Und die Andere meinte: „Wer weiß denn, ob’s wahr ist? Ich könnt’ nicht singen, ich würde entweder ohnmächtig, oder – ich“ Was sie thun würde, verschwieg sie, aber ihre Finger hatten sich gebogen, und ihre Augen funkelten vor Zorn bei dem bloßen Gedanken, daß ihr heimlich Angebeteter, der Provisor in des Vaters Apotheke, sich unterstehen könnte, ihr untreu zu werden.

Die Kerzen brannten jetzt, das Publikum wurde eingelassen.
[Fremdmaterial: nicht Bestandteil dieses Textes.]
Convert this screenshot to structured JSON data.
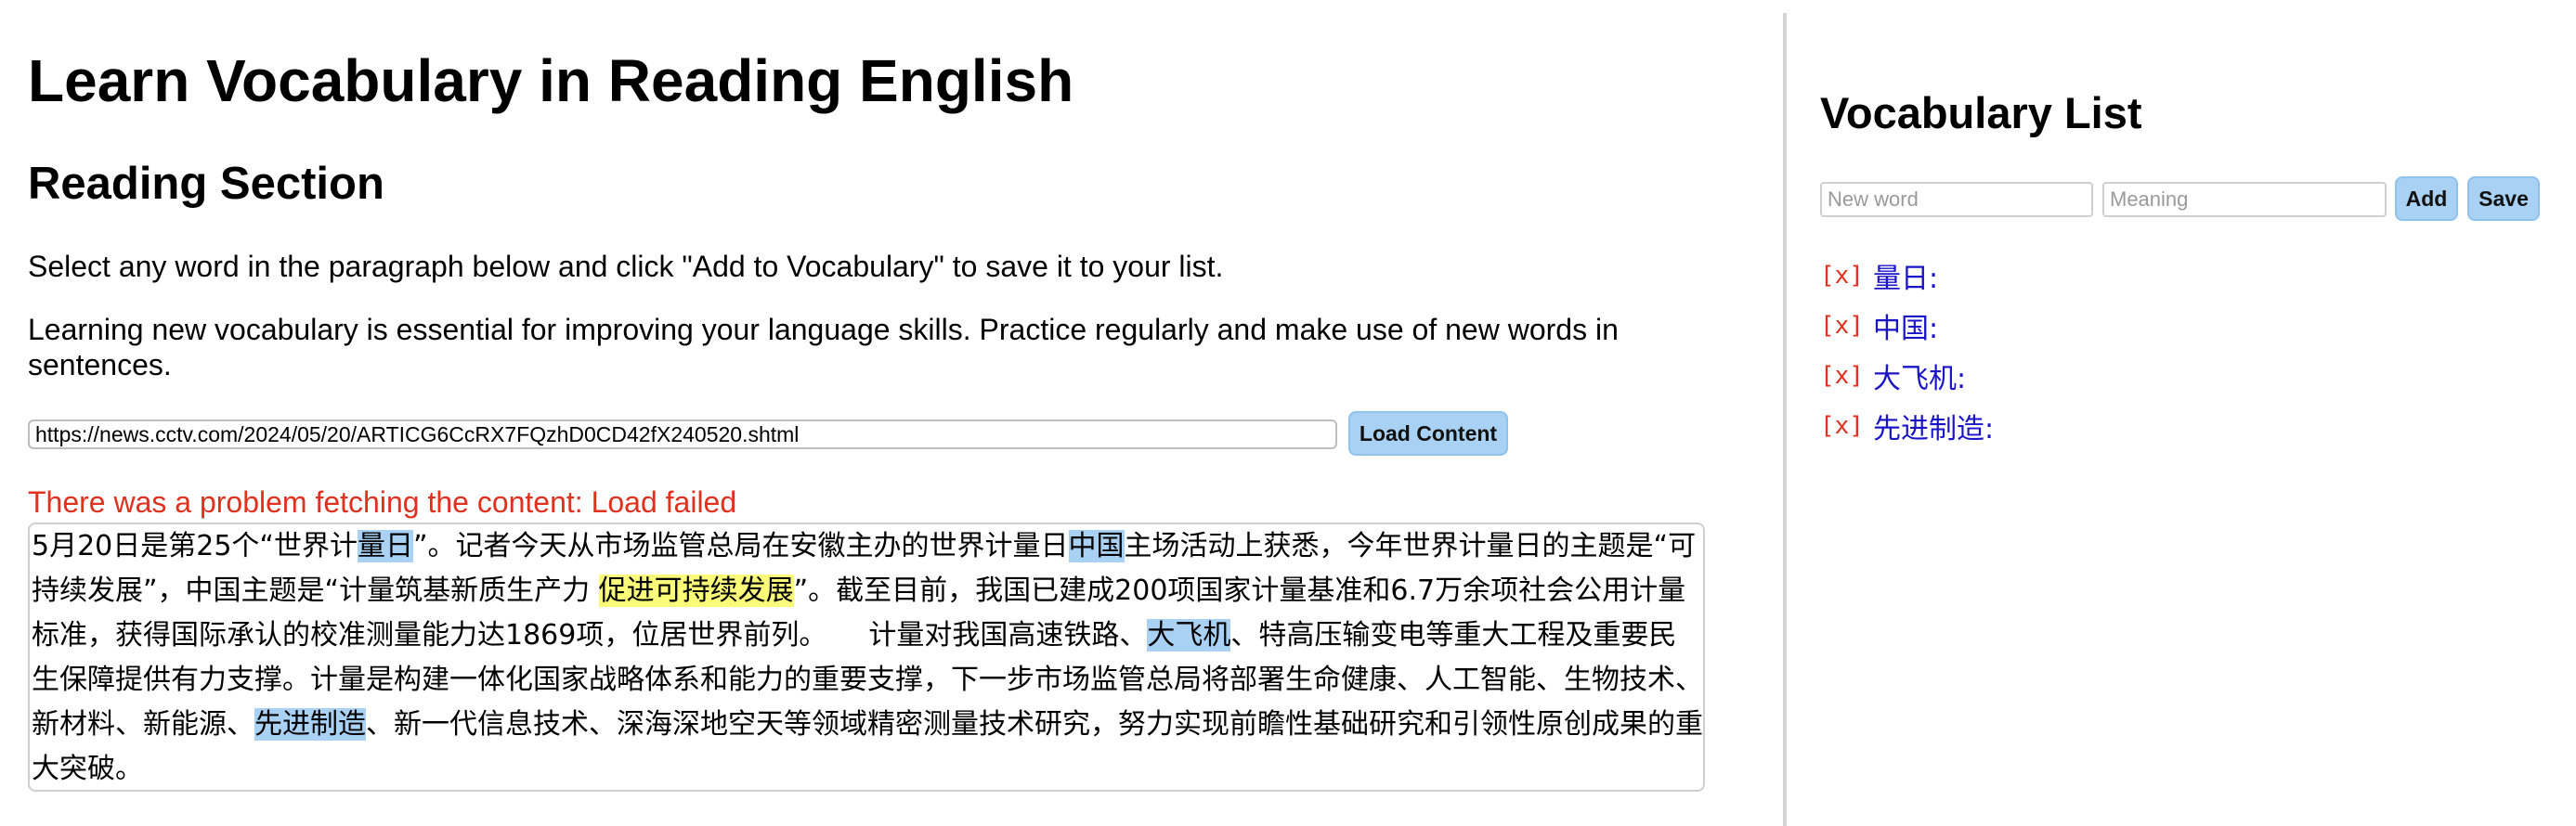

Seitwärts, unter dem Herzogsstuhl, war die Flügelthüre zu der Halle des Schlosses geöffnet, von welcher ein paar Stufen in die Kirche hinunterführten, die Lakaien posierten sich davor, der Weg bis zum Altar war mit roten dicken Teppichen belegt.

„Wird die Herzogin zugegen sein?“ wisperten die Damen.

Aenne gab Auskunft. Durchlaucht sei nicht wohl genug, der Medizinalrat schon in aller Frühe hinaufgeholt worden, die hohe Frau klage über Asthma.

Nun erdröhnten die Kirchenglocken über ihnen mächtig und laut, Heinz Kerkows Fest begann. In dem Gotteshaus war kein Platz leer geblieben. Aenne sah auch ihre Mutter und neben ihr Tante Emilie, die Aennes Einlaßkarte benutzt hatte, in einem altmodischen Crêpe-de-Chine-Tuch und ihrer besten Blondenhaube; der Vater, mit ein paar Orden geschmückt, saß hinter ihnen.

Plötzlich wurden alle Hälse lang, man mühte sich, seitwärts in den Eingang zum Schlosse zu blicken. Einige Lakaien traten nach vorn und stellten sich, Spalier bildend, zu den andern, dann kam die Hofdame Frau von Gruber in bordeauxroter mit Pelz verbrämter Sammetrobe, geführt von einem alten Herrn in Generalsuniform, einem Onkel der Braut, dann noch einige ältere Paare und ein blasses Mädchen im schlichten weißen Kleid am Arm eines älteren Kavaliers.

Aenne starrte teilnahmlos die Menschen an, wie sie langsam über den mit grünen Zweigen bestreuten Teppich dem Altar sich näherten. Und auf einmal zuckte sie zusammen und griff mit der Hand zum Herzen. Hinter ihr in jubelnden Tönen war die Orgel erbraust – das Brautpaar schritt die Stufen hinunter. Sie fühlte, wie ihr die Stirn feucht wurde, schwindelnd hielt sie sich an der Galerie des Chors, in dessen Mitte sie stand, und mit weit geöffneten Augen starrte sie hinab auf den Mann, an dessen Arm die in Spitzen, Atlas und Tüll gekleidete bräutliche Gestalt ging. Hatte sie sich zuviel zugetraut? Wie hilfesuchend irrten ihre Augen umher – sie trat zurück – „Fort! Fort!“ flüsterte sie.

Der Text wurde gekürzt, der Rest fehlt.